Musique

Comment les rappeurs arrivent-ils encore à nous vendre des CD ?

© Red Bull
Écrit par Yérim Sar
De la pochette parlante de Niska aux 4 éditions différentes de l'album de Vald, petit tour d'horizon des astuces marketing employées par les rappeurs pour vendre leurs disques à l'heure du streaming
À moins d’avoir vécu dans une grotte depuis le début des années 2000, chacun sait que les ventes de musique en format physique ont chuté spectaculairement depuis le ras-de-marée Internet et toute la dématérialisation qui l'a accompagné. Si pour la première fois en 2018, le chiffre d'affaires généré par le streaming a dépassé celui des ventes physiques, la vente de disques continue d’être très intéressante financièrement. Certains rappeurs l'ont d'ailleurs très bien compris et ne cessent de redoubler d'inventivité pour booster ce secteur. La preuve par 8.

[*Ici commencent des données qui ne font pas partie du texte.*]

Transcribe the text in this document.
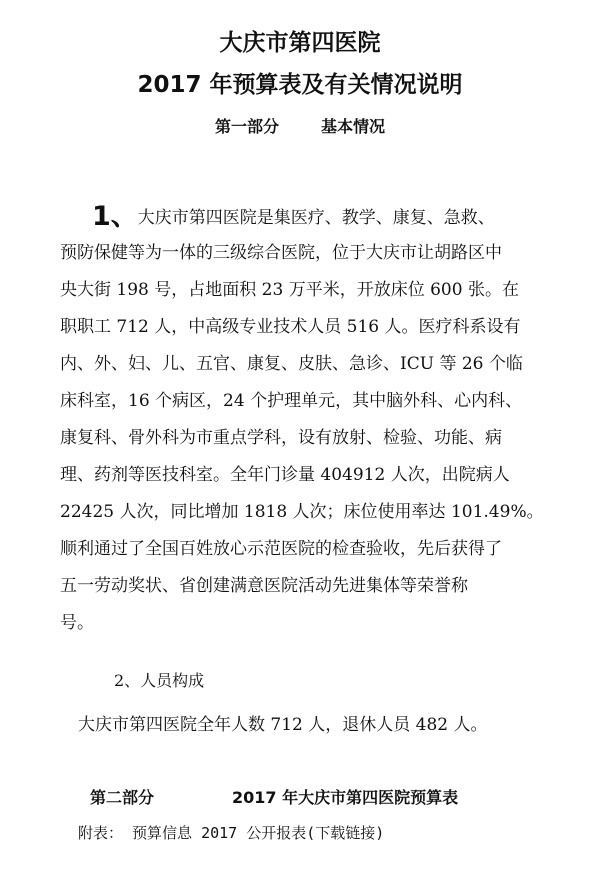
大庆市第四医院
2017 年预算表及有关情况说明
第一部分	基本情况
1、大庆市第四医院是集医疗、教学、康复、急救、
预防保健等为一体的三级综合医院，位于大庆市让胡路区中
央大街 198 号，占地面积 23 万平米，开放床位 600 张。在
职职工 712 人，中高级专业技术人员 516 人。医疗科系设有
内、外、妇、儿、五官、康复、皮肤、急诊、ICU 等 26 个临
床科室，16 个病区，24 个护理单元，其中脑外科、心内科、
康复科、骨外科为市重点学科，设有放射、检验、功能、病
理、药剂等医技科室。全年门诊量 404912 人次，出院病人
22425 人次，同比增加 1818 人次；床位使用率达 101.49%。
顺利通过了全国百姓放心示范医院的检查验收，先后获得了
五一劳动奖状、省创建满意医院活动先进集体等荣誉称
号。
2、人员构成
大庆市第四医院全年人数 712 人，退休人员 482 人。
第二部分	2017 年大庆市第四医院预算表
附表： 预算信息 2017 公开报表(下载链接)
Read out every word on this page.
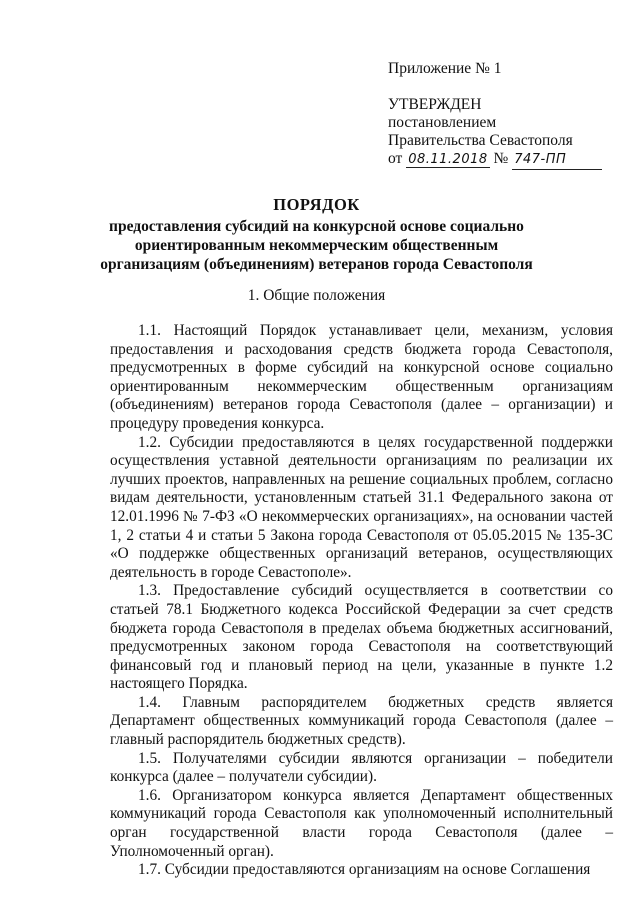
Приложение № 1
УТВЕРЖДЕН
постановлением
Правительства Севастополя
от 08.11.2018 № 747-ПП
ПОРЯДОК
предоставления субсидий на конкурсной основе социально
ориентированным некоммерческим общественным
организациям (объединениям) ветеранов города Севастополя
1. Общие положения

1.1. Настоящий Порядок устанавливает цели, механизм, условия предоставления и расходования средств бюджета города Севастополя, предусмотренных в форме субсидий на конкурсной основе социально ориентированным некоммерческим общественным организациям (объединениям) ветеранов города Севастополя (далее – организации) и процедуру проведения конкурса.

1.2. Субсидии предоставляются в целях государственной поддержки осуществления уставной деятельности организациям по реализации их лучших проектов, направленных на решение социальных проблем, согласно видам деятельности, установленным статьей 31.1 Федерального закона от 12.01.1996 № 7-ФЗ «О некоммерческих организациях», на основании частей 1, 2 статьи 4 и статьи 5 Закона города Севастополя от 05.05.2015 № 135-ЗС «О поддержке общественных организаций ветеранов, осуществляющих деятельность в городе Севастополе».

1.3. Предоставление субсидий осуществляется в соответствии со статьей 78.1 Бюджетного кодекса Российской Федерации за счет средств бюджета города Севастополя в пределах объема бюджетных ассигнований, предусмотренных законом города Севастополя на соответствующий финансовый год и плановый период на цели, указанные в пункте 1.2 настоящего Порядка.

1.4. Главным распорядителем бюджетных средств является Департамент общественных коммуникаций города Севастополя (далее – главный распорядитель бюджетных средств).

1.5. Получателями субсидии являются организации – победители конкурса (далее – получатели субсидии).

1.6. Организатором конкурса является Департамент общественных коммуникаций города Севастополя как уполномоченный исполнительный орган государственной власти города Севастополя (далее – Уполномоченный орган).

1.7. Субсидии предоставляются организациям на основе Соглашения
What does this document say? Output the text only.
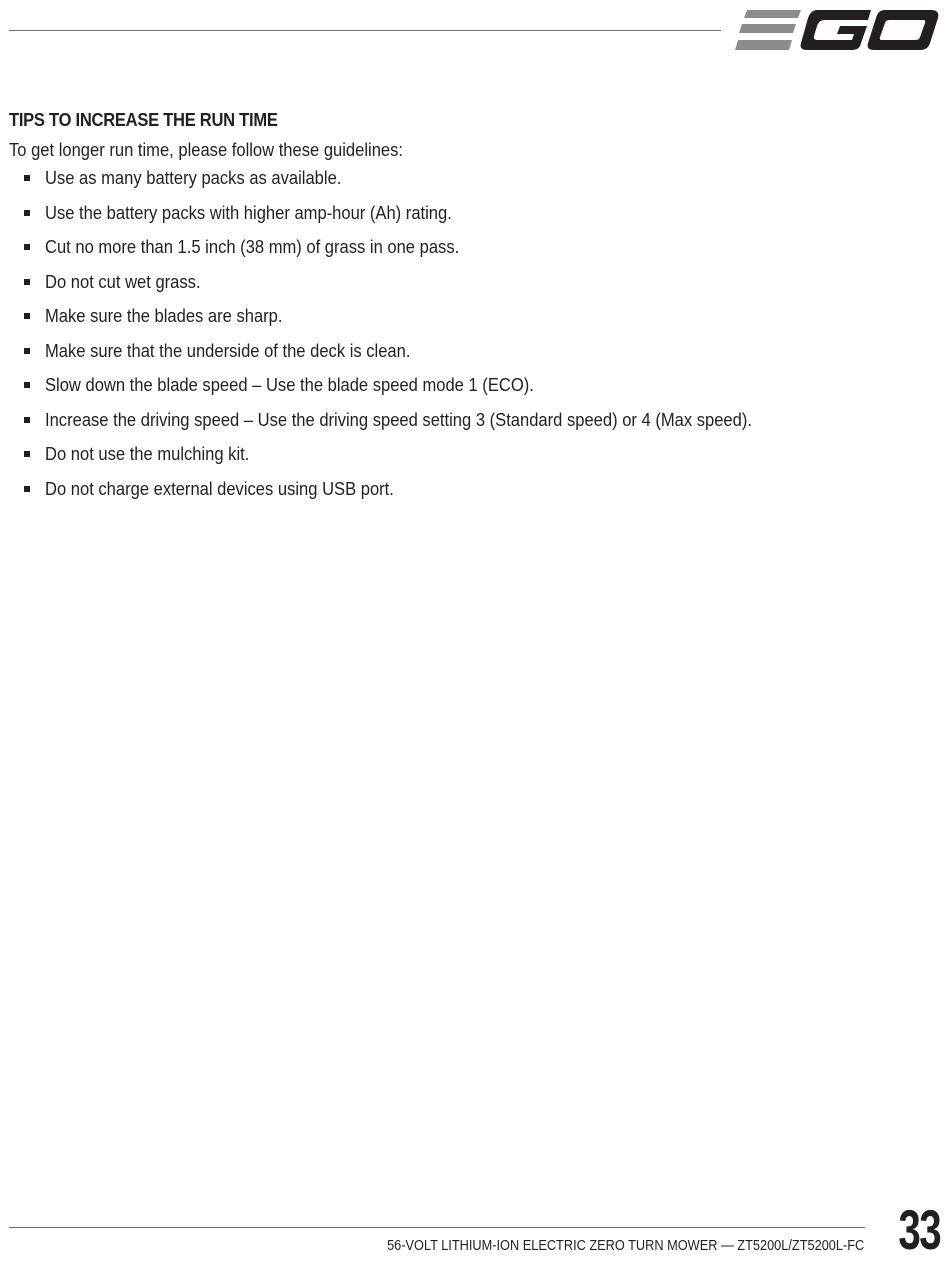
TIPS TO INCREASE THE RUN TIME

To get longer run time, please follow these guidelines:

Use as many battery packs as available.
Use the battery packs with higher amp-hour (Ah) rating.
Cut no more than 1.5 inch (38 mm) of grass in one pass.
Do not cut wet grass.
Make sure the blades are sharp.
Make sure that the underside of the deck is clean.
Slow down the blade speed – Use the blade speed mode 1 (ECO).
Increase the driving speed – Use the driving speed setting 3 (Standard speed) or 4 (Max speed).
Do not use the mulching kit.
Do not charge external devices using USB port.
56-VOLT LITHIUM-ION ELECTRIC ZERO TURN MOWER — ZT5200L/ZT5200L-FC 33
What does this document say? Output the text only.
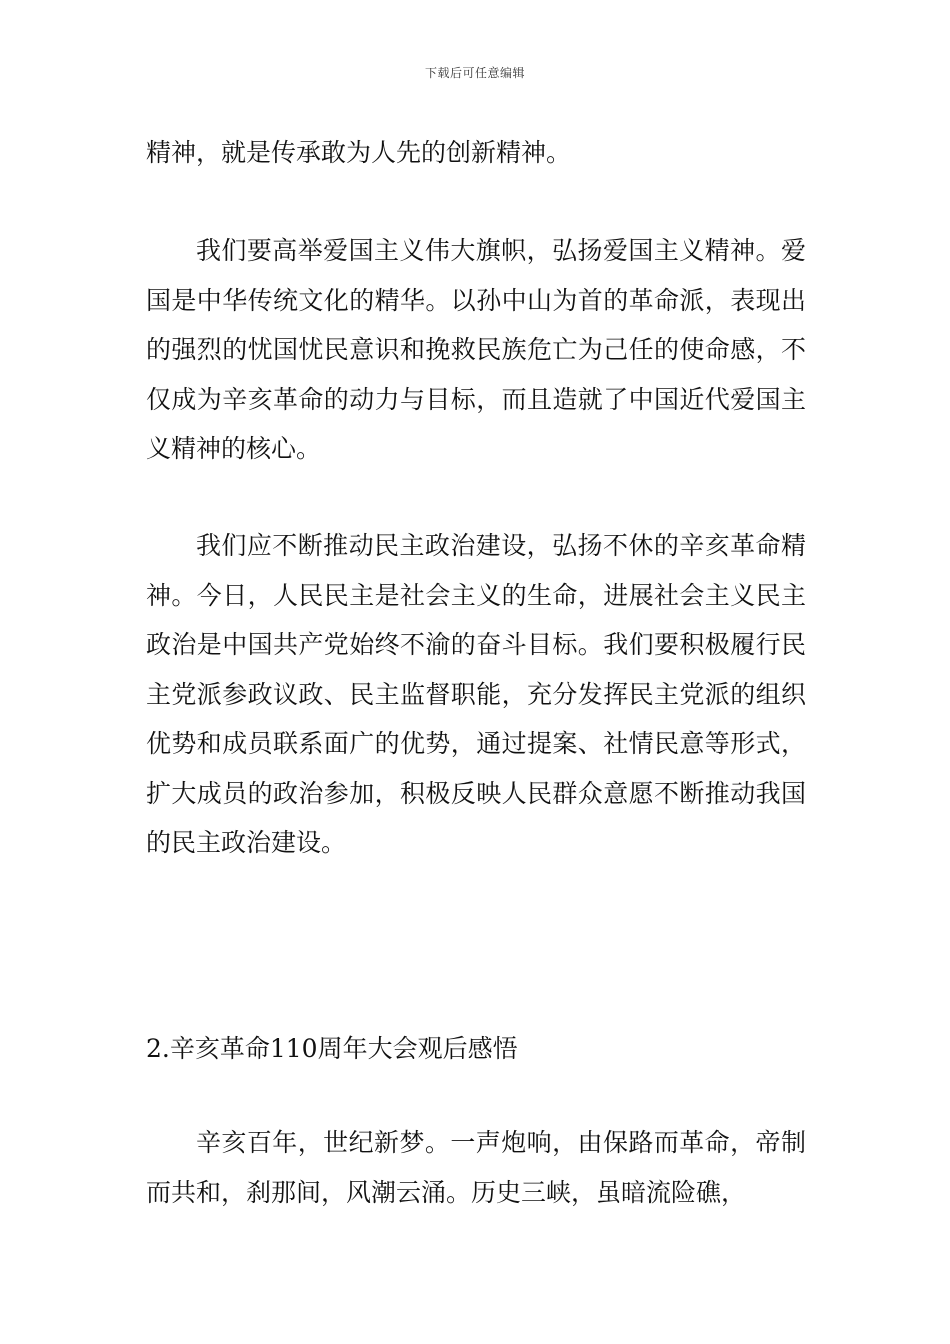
下载后可任意编辑

精神，就是传承敢为人先的创新精神。

我们要高举爱国主义伟大旗帜，弘扬爱国主义精神。爱国是中华传统文化的精华。以孙中山为首的革命派，表现出的强烈的忧国忧民意识和挽救民族危亡为己任的使命感，不仅成为辛亥革命的动力与目标，而且造就了中国近代爱国主义精神的核心。

我们应不断推动民主政治建设，弘扬不休的辛亥革命精神。今日，人民民主是社会主义的生命，进展社会主义民主政治是中国共产党始终不渝的奋斗目标。我们要积极履行民主党派参政议政、民主监督职能，充分发挥民主党派的组织优势和成员联系面广的优势，通过提案、社情民意等形式，扩大成员的政治参加，积极反映人民群众意愿不断推动我国的民主政治建设。

2.辛亥革命110周年大会观后感悟

辛亥百年，世纪新梦。一声炮响，由保路而革命，帝制而共和，刹那间，风潮云涌。历史三峡，虽暗流险礁，
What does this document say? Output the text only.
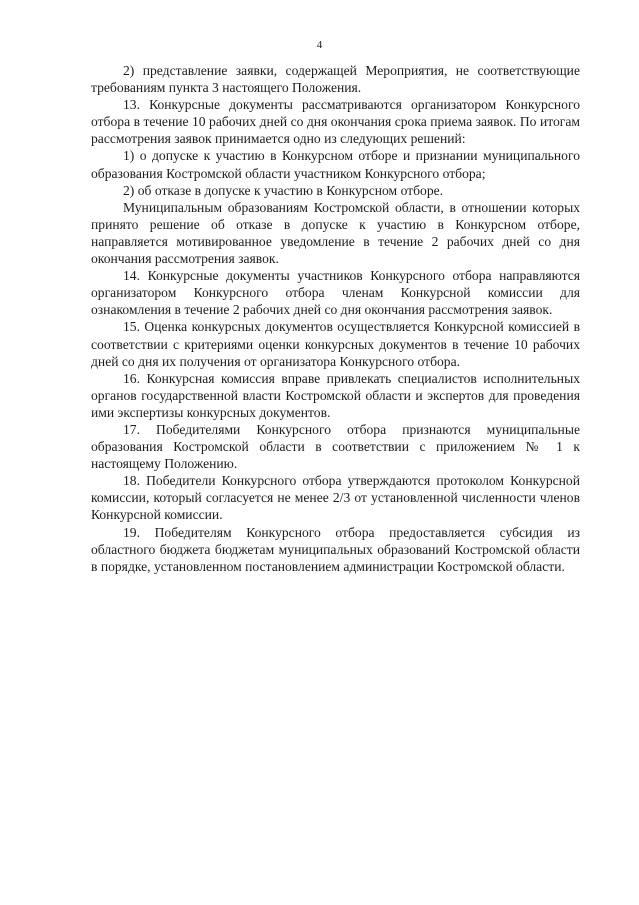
4

2) представление заявки, содержащей Мероприятия, не соответствующие требованиям пункта 3 настоящего Положения.

13. Конкурсные документы рассматриваются организатором Конкурсного отбора в течение 10 рабочих дней со дня окончания срока приема заявок. По итогам рассмотрения заявок принимается одно из следующих решений:

1) о допуске к участию в Конкурсном отборе и признании муниципального образования Костромской области участником Конкурсного отбора;

2) об отказе в допуске к участию в Конкурсном отборе.

Муниципальным образованиям Костромской области, в отношении которых принято решение об отказе в допуске к участию в Конкурсном отборе, направляется мотивированное уведомление в течение 2 рабочих дней со дня окончания рассмотрения заявок.

14. Конкурсные документы участников Конкурсного отбора направляются организатором Конкурсного отбора членам Конкурсной комиссии для ознакомления в течение 2 рабочих дней со дня окончания рассмотрения заявок.

15. Оценка конкурсных документов осуществляется Конкурсной комиссией в соответствии с критериями оценки конкурсных документов в течение 10 рабочих дней со дня их получения от организатора Конкурсного отбора.

16. Конкурсная комиссия вправе привлекать специалистов исполнительных органов государственной власти Костромской области и экспертов для проведения ими экспертизы конкурсных документов.

17. Победителями Конкурсного отбора признаются муниципальные образования Костромской области в соответствии с приложением № 1 к настоящему Положению.

18. Победители Конкурсного отбора утверждаются протоколом Конкурсной комиссии, который согласуется не менее 2/3 от установленной численности членов Конкурсной комиссии.

19. Победителям Конкурсного отбора предоставляется субсидия из областного бюджета бюджетам муниципальных образований Костромской области в порядке, установленном постановлением администрации Костромской области.
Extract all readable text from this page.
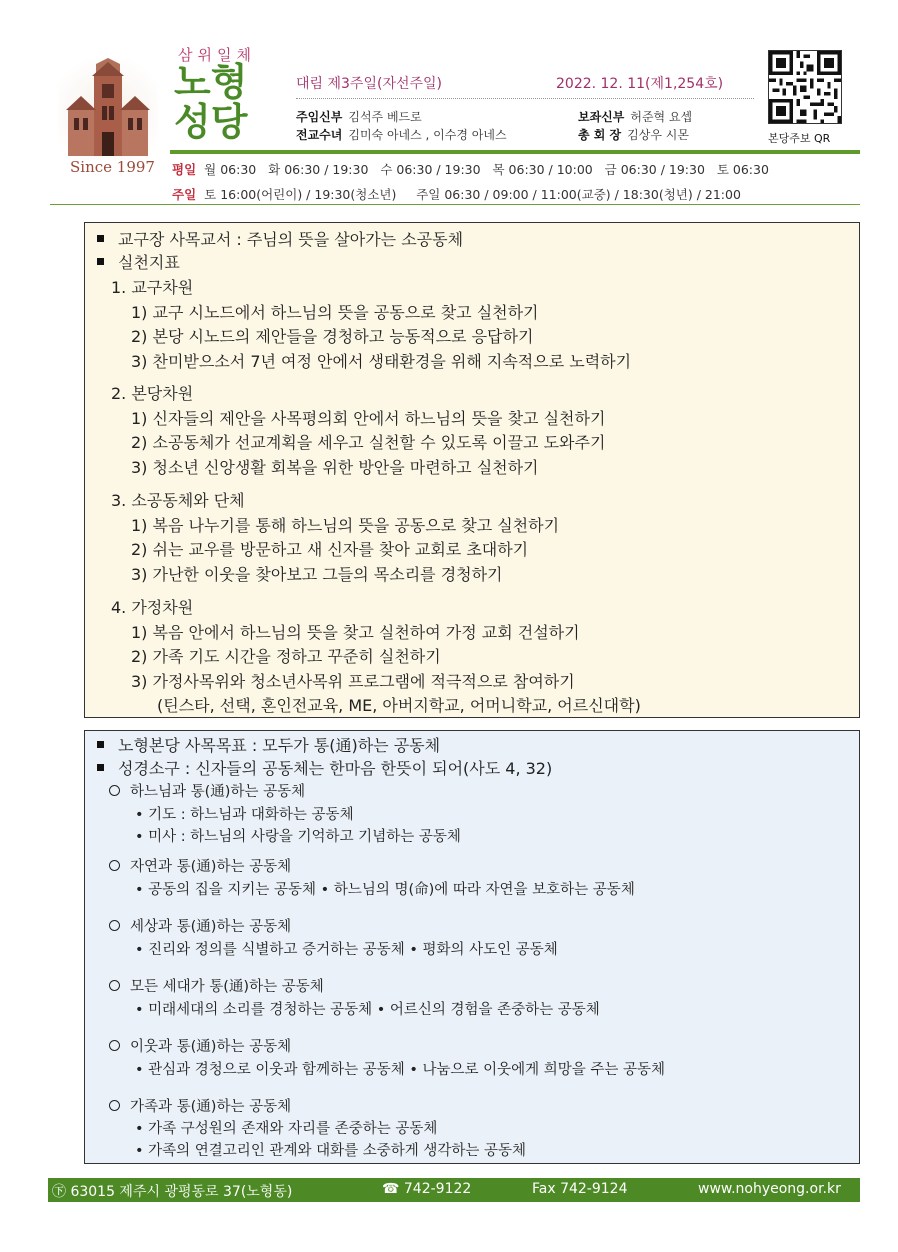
Since 1997
삼위일체
노형
성당
대림 제3주일(자선주일)	2022. 12. 11(제1,254호)
주임신부 김석주 베드로	보좌신부 허준혁 요셉
전교수녀 김미숙 아네스 , 이수경 아네스	총 회 장 김상우 시몬	본당주보 QR
평일 월 06:30   화 06:30 / 19:30   수 06:30 / 19:30   목 06:30 / 10:00   금 06:30 / 19:30   토 06:30
주일 토 16:00(어린이) / 19:30(청소년)     주일 06:30 / 09:00 / 11:00(교중) / 18:30(청년) / 21:00
교구장 사목교서 : 주님의 뜻을 살아가는 소공동체
실천지표
1. 교구차원
1) 교구 시노드에서 하느님의 뜻을 공동으로 찾고 실천하기
2) 본당 시노드의 제안들을 경청하고 능동적으로 응답하기
3) 찬미받으소서 7년 여정 안에서 생태환경을 위해 지속적으로 노력하기
2. 본당차원
1) 신자들의 제안을 사목평의회 안에서 하느님의 뜻을 찾고 실천하기
2) 소공동체가 선교계획을 세우고 실천할 수 있도록 이끌고 도와주기
3) 청소년 신앙생활 회복을 위한 방안을 마련하고 실천하기
3. 소공동체와 단체
1) 복음 나누기를 통해 하느님의 뜻을 공동으로 찾고 실천하기
2) 쉬는 교우를 방문하고 새 신자를 찾아 교회로 초대하기
3) 가난한 이웃을 찾아보고 그들의 목소리를 경청하기
4. 가정차원
1) 복음 안에서 하느님의 뜻을 찾고 실천하여 가정 교회 건설하기
2) 가족 기도 시간을 정하고 꾸준히 실천하기
3) 가정사목위와 청소년사목위 프로그램에 적극적으로 참여하기
(틴스타, 선택, 혼인전교육, ME, 아버지학교, 어머니학교, 어르신대학)
노형본당 사목목표 : 모두가 통(通)하는 공동체
성경소구 : 신자들의 공동체는 한마음 한뜻이 되어(사도 4, 32)
하느님과 통(通)하는 공동체
• 기도 : 하느님과 대화하는 공동체
• 미사 : 하느님의 사랑을 기억하고 기념하는 공동체
자연과 통(通)하는 공동체
• 공동의 집을 지키는 공동체 • 하느님의 명(命)에 따라 자연을 보호하는 공동체
세상과 통(通)하는 공동체
• 진리와 정의를 식별하고 증거하는 공동체 • 평화의 사도인 공동체
모든 세대가 통(通)하는 공동체
• 미래세대의 소리를 경청하는 공동체 • 어르신의 경험을 존중하는 공동체
이웃과 통(通)하는 공동체
• 관심과 경청으로 이웃과 함께하는 공동체 • 나눔으로 이웃에게 희망을 주는 공동체
가족과 통(通)하는 공동체
• 가족 구성원의 존재와 자리를 존중하는 공동체
• 가족의 연결고리인 관계와 대화를 소중하게 생각하는 공동체
㊦ 63015 제주시 광평동로 37(노형동)	☎ 742-9122	Fax 742-9124	www.nohyeong.or.kr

Niska, le boîtier à gimmick

Niska est indissociable des gimmicks qui ponctue la majorité de ses phrases sur tous ses morceaux. Parmi eux, l’un des plus populaires, est sa manière de beugler « méchant, méchant ! ». Avec son CD, il suffit d’ouvrir le boîtier pour l’entendre à la maison. Génial, non ?

Kekra, les vêtements

Pour son dernier album, Kekra n’a pas laissé le choix à ses auditeurs : il ne proposait que des packs sur un site dédié.
Kekra
Pour son dernier album en date, Kekra n’a pas laissé le choix à ses auditeurs : sur un site dédié, il ne proposait que des packs. C’est-à-dire que l’album s’accompagnait obligatoirement d’un T-shirt, d’un hoodie ou des deux, au nom de l'artiste et de son album. Ou comment transformer l'auditeur en homme sandwich à ses frais.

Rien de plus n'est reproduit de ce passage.